I think the main thing I have taken from the whole experience is that women are amazing! I always thought we were equal to men, but after giving birth I was like nah, we're actually better. Women haven't been giving birth and breastfeeding since the beginning of time not because it's easy, they've been doing it because they're tough and strong and amazing. No matter how a birth goes, whether it's C section, epidural, natural or whatever, none of it is easy, and we're all goddesses for doing it : )
I recommend Gentle Birthing to everyone - I loved the whole positive, empowering philosophy of it. I did it in my own way to some extent - for example, I knew I would want multiple examinations during labour, as I am the type that likes to have all the information, so even though that's not the usual Gentle Birth way I knew it would be my way, and that worked out well for me. I think Gentle Birth is very much a philosophy that you can mould to suit your own situation- that's how I felt about it anyway.

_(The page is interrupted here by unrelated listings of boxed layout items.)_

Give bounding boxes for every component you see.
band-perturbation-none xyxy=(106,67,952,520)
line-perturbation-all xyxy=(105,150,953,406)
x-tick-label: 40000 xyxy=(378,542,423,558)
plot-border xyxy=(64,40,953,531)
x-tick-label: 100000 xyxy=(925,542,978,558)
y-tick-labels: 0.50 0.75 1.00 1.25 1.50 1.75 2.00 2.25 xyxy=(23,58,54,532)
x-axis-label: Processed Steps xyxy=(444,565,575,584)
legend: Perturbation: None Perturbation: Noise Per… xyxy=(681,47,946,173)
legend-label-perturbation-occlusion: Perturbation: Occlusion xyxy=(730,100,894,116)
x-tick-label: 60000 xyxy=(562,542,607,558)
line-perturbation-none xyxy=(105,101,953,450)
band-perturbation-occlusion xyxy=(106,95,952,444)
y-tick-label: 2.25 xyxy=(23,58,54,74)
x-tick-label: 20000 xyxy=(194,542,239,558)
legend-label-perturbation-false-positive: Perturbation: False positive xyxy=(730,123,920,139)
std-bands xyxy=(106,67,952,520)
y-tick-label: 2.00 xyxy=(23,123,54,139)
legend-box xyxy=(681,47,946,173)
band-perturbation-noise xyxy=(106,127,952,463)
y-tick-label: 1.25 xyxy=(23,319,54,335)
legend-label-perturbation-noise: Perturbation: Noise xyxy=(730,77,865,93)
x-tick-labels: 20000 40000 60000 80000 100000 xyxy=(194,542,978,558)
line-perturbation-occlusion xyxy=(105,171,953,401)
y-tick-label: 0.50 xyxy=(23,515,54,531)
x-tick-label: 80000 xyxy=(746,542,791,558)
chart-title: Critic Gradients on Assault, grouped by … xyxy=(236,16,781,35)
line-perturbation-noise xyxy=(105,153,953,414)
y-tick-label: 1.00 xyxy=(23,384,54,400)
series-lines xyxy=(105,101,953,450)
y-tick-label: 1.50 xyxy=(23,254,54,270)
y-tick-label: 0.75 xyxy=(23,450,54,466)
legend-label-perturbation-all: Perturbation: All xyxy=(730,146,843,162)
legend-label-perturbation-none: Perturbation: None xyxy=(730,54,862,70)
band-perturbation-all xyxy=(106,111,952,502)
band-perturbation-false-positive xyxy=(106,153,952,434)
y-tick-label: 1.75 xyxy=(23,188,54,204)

I really loved the course I did back in July of last year, it made me really look forward to the birth and not fear it. Now I definitely did plenty of swearing and shouting during the labour, and I did feel pain and did find it tough, but at no point did I panic or feel afraid, and when I look back on it, it is a very special and treasured memory. I know that's because of all the preparation I did through Gentle Birth, as well as the support of the fantastic Domino midwives. So thank you for my shouty, sweary, crazy, funny and very happy birth... bit of a stretch to call it "gentle", but I guess it was in its own way! It was the most intense, amazing experience of my life and I will value it forever.